New York-based Univision was taken private by a group of buyout firms including Madison Dearborn Partners, Providence Equity Partners, TPG Capital and Thomas H. Lee Partners for $12.3 billion in March 2007.
The company is leaning toward an IPO, which may come in the second half of 2014, as the board continues to evaluate the company’s strategic direction, one of the people said, adding that Univision has not yet made a formal decision to proceed with the offering.
All the people asked not to be identified because the discussions are confidential. Univision, Madison Dearborn, TPG, Providence and THL declined to comment.
A surge in the equity markets this year has encouraged large private equity-backed companies to pursue IPOs.
Hotel operator Hilton Worldwide, which was taken private by Blackstone Group LP (BX.N) for $26 billion in 2007, said earlier this month it intends to raise upwards of $1.25 billion from an initial public offering.
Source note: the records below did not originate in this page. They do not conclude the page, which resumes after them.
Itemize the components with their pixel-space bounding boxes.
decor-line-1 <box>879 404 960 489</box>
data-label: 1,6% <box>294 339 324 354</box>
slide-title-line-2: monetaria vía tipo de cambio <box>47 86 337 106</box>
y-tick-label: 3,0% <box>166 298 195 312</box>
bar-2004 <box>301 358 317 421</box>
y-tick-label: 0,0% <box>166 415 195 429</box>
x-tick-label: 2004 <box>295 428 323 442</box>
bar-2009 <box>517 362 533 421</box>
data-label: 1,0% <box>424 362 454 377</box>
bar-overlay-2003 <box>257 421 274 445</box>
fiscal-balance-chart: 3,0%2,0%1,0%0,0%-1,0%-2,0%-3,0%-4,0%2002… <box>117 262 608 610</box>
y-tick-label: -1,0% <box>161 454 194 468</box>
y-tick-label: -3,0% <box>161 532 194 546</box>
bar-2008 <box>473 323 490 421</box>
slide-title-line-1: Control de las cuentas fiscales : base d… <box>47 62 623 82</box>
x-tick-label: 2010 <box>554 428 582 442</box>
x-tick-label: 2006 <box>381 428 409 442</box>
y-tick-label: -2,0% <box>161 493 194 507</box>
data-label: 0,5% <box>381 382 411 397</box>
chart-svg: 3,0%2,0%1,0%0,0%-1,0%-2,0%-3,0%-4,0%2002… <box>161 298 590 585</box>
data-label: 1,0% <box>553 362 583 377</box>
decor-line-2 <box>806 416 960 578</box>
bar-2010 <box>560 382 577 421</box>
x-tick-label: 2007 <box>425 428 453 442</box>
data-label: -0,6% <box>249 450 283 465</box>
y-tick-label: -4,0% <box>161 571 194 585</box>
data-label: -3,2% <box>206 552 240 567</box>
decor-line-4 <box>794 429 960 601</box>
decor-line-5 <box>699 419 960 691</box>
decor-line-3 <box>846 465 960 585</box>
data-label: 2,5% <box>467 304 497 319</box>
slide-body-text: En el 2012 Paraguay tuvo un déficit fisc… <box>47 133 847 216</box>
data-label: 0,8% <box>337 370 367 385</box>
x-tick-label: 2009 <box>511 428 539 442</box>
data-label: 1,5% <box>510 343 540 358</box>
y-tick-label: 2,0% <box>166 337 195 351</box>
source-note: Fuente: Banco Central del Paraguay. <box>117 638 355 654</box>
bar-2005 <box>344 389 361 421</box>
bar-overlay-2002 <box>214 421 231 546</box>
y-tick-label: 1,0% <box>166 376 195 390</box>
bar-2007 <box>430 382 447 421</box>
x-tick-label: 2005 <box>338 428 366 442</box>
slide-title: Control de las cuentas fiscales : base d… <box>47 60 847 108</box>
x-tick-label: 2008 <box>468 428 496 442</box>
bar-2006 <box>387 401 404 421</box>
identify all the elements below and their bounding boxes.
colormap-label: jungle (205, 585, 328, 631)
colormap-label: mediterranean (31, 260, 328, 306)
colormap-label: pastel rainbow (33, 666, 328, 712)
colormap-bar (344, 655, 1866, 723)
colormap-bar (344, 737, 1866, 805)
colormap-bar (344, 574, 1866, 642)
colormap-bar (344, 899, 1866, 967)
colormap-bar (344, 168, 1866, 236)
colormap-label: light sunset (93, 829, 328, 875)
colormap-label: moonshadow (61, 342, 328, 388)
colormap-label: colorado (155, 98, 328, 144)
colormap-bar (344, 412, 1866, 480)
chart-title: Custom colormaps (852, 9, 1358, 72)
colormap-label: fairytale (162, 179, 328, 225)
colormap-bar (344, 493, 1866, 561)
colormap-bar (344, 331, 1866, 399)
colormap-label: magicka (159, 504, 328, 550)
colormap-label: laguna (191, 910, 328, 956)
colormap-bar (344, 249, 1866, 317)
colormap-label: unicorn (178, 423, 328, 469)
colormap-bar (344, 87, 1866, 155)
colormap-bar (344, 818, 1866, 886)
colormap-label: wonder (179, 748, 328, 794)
Oil and natural gas company Antero Resources Corp, controlled by private equity firm Warburg Pincus LLC, is planning a $1 billion IPO.
Univision owns a highly rated Spanish language broadcast network that sometimes beats English language broadcasters such as NBC in the primetime ratings race. It also owns another broadcast channel called UniMas, as well as several cable networks and a stable of Spanish radio stations.
Mexican media conglomerate Televisa, which also provides a chunk of Univision programming, made a $1.2 billion investment in the company in 2010. As part of the deal, Televisa took a 5 percent Univision stake and bought debt that could be converted into a stake of up to 30 percent in the broadcaster.
Univision’s second-quarter earnings grew 28 percent this year to $40.7 million. Revenue rose 10.4 percent to $676.5 million.